Certainly Mrs. Benn did not appear to particular advantage today, looking at her in an artistic point of view. You have had the pleasure of seeing her once before in the high costume donned for the occasion of those days specially marked in her calendar. I don't think there's much change. Her bonnet, black once, rusty brown now, is on, brim downwards, crown up, strings tied in a knot at the back; her apron is a piece of wrappering off a bale of goods, embellished with sundry holes and fastened round her with an iron skewer; and her gown, turned up under it, is pinned into a heap behind. She stands over the Dutch oven, her arms bare and black, and a fork in her hand; and ever and anon as she stoops to turn or touch the chops in the Dutch oven, the gathered gown sways itself up at the back, not unlike a sail. Mr. Benn is in his shirtsleeves, having taken off his coat to brush it, preparatory to going out.

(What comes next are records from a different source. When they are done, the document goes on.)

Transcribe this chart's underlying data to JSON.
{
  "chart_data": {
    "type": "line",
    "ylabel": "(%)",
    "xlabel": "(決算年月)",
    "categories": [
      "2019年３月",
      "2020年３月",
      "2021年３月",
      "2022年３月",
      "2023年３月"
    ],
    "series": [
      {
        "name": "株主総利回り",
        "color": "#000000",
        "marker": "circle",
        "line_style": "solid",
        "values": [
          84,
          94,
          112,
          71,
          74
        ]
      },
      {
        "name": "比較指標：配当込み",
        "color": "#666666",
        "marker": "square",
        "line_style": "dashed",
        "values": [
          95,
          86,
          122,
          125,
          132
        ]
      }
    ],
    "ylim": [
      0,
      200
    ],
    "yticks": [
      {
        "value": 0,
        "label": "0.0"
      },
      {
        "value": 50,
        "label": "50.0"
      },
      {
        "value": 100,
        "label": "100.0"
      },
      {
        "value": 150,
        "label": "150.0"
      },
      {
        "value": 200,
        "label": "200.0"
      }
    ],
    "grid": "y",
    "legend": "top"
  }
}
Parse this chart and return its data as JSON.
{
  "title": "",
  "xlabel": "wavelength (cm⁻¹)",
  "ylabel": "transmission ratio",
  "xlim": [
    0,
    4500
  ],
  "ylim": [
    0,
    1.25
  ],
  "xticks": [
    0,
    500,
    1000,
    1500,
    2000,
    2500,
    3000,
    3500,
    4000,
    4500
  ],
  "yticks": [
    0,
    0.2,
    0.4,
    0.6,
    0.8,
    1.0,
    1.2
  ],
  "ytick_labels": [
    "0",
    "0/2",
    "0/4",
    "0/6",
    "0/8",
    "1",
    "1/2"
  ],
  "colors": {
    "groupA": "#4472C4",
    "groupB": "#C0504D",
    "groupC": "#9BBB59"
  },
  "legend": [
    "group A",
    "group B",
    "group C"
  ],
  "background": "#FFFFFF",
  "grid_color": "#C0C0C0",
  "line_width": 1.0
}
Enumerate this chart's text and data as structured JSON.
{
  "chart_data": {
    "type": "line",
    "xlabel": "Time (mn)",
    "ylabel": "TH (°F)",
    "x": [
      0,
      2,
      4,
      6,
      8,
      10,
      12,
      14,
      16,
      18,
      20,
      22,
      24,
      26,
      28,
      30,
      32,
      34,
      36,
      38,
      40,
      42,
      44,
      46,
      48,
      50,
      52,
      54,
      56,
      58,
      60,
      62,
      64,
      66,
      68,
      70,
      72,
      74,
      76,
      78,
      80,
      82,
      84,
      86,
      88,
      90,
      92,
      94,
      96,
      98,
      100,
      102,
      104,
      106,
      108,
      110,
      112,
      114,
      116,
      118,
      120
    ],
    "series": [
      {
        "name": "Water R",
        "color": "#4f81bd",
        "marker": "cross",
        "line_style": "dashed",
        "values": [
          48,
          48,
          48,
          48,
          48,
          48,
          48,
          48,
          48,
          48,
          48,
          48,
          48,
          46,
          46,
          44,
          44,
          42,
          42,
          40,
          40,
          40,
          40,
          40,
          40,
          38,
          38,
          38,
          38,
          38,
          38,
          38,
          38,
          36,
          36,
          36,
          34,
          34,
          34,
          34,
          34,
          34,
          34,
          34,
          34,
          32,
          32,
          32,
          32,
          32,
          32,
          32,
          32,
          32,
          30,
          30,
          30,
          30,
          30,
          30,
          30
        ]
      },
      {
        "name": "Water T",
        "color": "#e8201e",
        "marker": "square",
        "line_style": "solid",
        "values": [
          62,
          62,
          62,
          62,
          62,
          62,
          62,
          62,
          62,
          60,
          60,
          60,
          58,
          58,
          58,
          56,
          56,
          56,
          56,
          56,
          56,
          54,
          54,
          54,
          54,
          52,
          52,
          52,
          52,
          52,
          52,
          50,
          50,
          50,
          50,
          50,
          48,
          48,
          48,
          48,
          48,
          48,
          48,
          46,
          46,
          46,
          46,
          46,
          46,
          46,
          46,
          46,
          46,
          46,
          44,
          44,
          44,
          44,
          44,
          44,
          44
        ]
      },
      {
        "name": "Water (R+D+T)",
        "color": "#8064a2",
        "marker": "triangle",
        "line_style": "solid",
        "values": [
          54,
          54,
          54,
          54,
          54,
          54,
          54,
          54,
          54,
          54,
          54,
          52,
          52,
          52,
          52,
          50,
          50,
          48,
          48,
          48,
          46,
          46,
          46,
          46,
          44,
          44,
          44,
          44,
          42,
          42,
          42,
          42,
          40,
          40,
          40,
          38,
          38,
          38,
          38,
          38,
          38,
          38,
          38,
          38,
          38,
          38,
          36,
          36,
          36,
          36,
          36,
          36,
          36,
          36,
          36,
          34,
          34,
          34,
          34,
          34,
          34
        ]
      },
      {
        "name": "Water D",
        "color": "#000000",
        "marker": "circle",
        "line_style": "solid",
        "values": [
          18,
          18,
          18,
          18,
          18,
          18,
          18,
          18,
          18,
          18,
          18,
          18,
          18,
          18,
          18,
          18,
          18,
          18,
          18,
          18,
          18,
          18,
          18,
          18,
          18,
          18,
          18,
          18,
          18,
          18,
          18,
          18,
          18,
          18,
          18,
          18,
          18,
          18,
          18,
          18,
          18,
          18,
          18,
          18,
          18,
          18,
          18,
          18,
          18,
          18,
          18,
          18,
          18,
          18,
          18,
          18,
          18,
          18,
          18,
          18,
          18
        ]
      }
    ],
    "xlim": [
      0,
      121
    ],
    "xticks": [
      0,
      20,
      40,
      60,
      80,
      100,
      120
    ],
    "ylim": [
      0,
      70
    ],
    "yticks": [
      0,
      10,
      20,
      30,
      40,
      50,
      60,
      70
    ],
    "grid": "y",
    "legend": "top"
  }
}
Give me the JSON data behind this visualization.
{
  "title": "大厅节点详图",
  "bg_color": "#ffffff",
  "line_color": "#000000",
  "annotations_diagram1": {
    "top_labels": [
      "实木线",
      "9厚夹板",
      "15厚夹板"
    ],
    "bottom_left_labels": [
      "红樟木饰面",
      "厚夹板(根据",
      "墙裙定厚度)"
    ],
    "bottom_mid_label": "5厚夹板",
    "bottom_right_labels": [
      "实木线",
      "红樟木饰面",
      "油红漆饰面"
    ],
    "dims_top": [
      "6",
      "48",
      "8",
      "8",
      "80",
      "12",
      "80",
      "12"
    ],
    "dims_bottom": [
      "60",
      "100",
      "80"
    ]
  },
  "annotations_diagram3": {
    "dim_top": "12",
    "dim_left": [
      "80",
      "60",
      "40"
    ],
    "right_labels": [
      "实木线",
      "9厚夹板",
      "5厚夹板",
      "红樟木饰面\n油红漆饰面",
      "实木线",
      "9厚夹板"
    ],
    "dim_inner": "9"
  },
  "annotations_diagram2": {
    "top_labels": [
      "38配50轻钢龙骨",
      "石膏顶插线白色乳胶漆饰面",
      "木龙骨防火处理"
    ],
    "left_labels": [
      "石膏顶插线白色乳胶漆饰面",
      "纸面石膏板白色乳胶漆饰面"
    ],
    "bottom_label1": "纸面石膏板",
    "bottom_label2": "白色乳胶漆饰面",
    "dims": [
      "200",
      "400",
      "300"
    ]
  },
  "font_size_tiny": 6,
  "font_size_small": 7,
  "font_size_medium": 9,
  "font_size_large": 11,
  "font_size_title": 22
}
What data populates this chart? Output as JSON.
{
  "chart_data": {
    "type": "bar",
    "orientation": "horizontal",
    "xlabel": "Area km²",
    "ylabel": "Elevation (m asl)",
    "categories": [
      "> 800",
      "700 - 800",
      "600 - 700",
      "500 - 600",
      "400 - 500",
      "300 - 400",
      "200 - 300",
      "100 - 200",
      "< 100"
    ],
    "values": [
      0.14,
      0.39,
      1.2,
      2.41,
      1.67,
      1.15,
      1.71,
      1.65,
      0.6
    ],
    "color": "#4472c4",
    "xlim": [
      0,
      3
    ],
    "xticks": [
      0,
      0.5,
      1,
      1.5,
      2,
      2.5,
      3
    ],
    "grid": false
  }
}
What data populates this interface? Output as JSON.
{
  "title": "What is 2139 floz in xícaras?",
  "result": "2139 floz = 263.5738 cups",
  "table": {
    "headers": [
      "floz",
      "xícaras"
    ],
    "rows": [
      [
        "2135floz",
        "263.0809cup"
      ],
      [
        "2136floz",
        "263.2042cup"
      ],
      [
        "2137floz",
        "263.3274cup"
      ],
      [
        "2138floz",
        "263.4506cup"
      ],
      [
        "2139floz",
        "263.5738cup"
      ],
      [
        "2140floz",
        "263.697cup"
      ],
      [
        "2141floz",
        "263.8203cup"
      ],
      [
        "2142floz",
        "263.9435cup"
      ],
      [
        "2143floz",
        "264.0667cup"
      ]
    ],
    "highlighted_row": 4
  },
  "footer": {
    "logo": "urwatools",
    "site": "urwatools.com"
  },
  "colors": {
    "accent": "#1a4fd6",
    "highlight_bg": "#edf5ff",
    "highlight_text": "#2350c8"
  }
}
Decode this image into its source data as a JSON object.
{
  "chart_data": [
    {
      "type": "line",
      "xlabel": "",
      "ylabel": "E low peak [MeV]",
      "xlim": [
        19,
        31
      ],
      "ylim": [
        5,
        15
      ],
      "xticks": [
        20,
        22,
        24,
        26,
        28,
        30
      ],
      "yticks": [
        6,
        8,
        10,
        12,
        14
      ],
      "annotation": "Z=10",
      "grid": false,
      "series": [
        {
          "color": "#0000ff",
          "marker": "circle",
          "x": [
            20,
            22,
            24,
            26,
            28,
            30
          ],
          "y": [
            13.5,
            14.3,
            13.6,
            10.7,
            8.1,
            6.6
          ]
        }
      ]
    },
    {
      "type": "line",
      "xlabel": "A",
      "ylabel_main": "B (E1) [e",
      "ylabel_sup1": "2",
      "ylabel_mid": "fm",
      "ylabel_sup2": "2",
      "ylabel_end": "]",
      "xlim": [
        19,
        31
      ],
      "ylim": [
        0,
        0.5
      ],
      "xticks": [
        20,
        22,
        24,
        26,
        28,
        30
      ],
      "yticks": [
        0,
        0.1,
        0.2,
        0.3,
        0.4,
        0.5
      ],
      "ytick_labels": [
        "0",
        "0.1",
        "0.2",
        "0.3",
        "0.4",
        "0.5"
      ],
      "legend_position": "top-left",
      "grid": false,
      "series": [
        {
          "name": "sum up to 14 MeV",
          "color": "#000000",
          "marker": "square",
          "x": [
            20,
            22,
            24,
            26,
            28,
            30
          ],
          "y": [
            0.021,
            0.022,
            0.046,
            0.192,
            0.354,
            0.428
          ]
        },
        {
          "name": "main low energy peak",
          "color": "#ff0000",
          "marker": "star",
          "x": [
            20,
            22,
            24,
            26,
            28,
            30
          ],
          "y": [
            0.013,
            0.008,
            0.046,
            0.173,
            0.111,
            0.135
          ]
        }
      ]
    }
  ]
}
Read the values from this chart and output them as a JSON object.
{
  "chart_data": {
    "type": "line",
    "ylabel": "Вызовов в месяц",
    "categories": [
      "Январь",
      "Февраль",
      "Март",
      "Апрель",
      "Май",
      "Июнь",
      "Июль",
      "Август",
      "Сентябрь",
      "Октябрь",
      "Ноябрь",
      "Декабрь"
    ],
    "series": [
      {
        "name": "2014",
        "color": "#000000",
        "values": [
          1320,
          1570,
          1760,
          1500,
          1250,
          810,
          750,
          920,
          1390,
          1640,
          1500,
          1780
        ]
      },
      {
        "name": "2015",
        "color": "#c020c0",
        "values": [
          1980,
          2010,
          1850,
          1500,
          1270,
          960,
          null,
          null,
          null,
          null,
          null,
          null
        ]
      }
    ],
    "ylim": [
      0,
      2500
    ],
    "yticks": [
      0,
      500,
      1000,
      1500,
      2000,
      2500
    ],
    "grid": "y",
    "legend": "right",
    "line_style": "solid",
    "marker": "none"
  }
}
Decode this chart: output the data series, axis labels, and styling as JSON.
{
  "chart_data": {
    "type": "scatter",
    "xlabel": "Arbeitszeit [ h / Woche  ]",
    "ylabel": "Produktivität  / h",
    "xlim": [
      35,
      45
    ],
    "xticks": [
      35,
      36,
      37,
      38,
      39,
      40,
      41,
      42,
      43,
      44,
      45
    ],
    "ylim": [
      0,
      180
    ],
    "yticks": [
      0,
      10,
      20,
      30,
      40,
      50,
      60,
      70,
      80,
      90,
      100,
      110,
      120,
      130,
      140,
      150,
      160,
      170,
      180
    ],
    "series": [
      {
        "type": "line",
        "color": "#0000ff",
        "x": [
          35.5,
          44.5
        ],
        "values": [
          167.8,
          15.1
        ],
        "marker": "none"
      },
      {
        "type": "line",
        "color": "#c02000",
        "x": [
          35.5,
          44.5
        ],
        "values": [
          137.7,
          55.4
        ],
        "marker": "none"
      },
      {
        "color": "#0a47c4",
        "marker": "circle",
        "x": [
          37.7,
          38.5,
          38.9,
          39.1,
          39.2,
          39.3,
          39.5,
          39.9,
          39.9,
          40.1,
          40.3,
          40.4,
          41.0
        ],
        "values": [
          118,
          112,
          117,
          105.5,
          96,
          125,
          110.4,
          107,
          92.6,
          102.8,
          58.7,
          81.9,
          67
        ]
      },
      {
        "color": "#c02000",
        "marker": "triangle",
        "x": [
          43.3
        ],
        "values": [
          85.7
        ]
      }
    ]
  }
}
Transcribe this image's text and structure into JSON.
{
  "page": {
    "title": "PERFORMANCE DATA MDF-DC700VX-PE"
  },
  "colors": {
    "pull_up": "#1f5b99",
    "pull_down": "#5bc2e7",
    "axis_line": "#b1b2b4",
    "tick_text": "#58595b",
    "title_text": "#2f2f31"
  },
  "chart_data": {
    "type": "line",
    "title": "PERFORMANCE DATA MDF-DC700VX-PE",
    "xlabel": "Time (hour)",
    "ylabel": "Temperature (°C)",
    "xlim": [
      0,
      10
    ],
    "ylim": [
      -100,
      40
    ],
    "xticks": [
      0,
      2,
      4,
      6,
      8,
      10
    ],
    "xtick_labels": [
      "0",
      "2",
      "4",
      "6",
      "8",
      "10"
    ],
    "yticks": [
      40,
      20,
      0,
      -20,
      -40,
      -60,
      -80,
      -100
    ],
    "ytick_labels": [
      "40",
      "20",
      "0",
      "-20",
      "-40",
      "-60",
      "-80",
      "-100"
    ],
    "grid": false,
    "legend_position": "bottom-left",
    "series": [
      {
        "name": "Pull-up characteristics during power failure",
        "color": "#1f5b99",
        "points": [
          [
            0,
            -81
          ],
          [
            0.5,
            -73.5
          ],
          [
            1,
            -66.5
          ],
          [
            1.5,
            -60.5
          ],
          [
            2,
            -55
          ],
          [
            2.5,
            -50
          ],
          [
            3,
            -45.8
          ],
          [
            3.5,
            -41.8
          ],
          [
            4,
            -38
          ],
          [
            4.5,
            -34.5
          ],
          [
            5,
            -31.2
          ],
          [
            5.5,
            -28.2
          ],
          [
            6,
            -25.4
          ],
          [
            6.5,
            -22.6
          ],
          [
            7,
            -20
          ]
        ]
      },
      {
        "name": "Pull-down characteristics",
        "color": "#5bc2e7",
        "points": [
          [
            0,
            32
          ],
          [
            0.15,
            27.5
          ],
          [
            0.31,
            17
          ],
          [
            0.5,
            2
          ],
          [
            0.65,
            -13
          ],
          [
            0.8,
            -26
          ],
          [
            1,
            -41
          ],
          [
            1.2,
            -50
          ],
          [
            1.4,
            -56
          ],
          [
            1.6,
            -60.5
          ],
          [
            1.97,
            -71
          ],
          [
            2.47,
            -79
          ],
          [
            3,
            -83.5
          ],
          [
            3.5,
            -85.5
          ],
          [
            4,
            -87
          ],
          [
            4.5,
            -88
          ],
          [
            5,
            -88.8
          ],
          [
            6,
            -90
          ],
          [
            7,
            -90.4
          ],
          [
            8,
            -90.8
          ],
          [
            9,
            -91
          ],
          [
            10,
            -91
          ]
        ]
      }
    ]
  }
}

"It's sure to be the case! I've marked it times and times again!" burst forth Mrs. Benn, trying to fling off a live coal which bad intruded itself into the Dutch oven. "If ever there's lunch or any bothering extra of that sort wanted, it's safe to be on my cleaning-day! Mr. Street have got no more consideration nor a stalking gander; and Mr. Oswald Cray have got as little. They might remember my cleaning-days, and spare a body on 'em."
"And a fine speech that is," said Mr. Benn, in a reprimanding tone. "You'd better not let it come anigh their ears. We are here, you and me, to do what work's required of us, at any hour, whether it's cooking or whether it's waiting, and your ord'nary work must give way when it's wanted to give it. They'd soon get other servants in our places."
"He comes to the top o' the stairs just as the clock was going one," observed Mrs. Benn, paying no more attention to the words of her husband than if she had been deaf. "'Are you there?' he calls out, and I looked up and see it was Mr. Street. 'Yes, sir,' says I, 'I be;' and I was in a cloud of dust at the moment fit to smother you, a doing out of that there wood and bottle cupboard. 'Oh,' says he 'some mutton-chops for two o'clock, and lay the tray for three. And do 'em well,' says he, 'and a dish of mashed potaters.' A nice thing that was for me to hear!--and to have to go out the figure I be, after chops, and to be hindered in my cleaning a good two hours! Ain't that enough, Joe Benn, without having to turn to and wait?"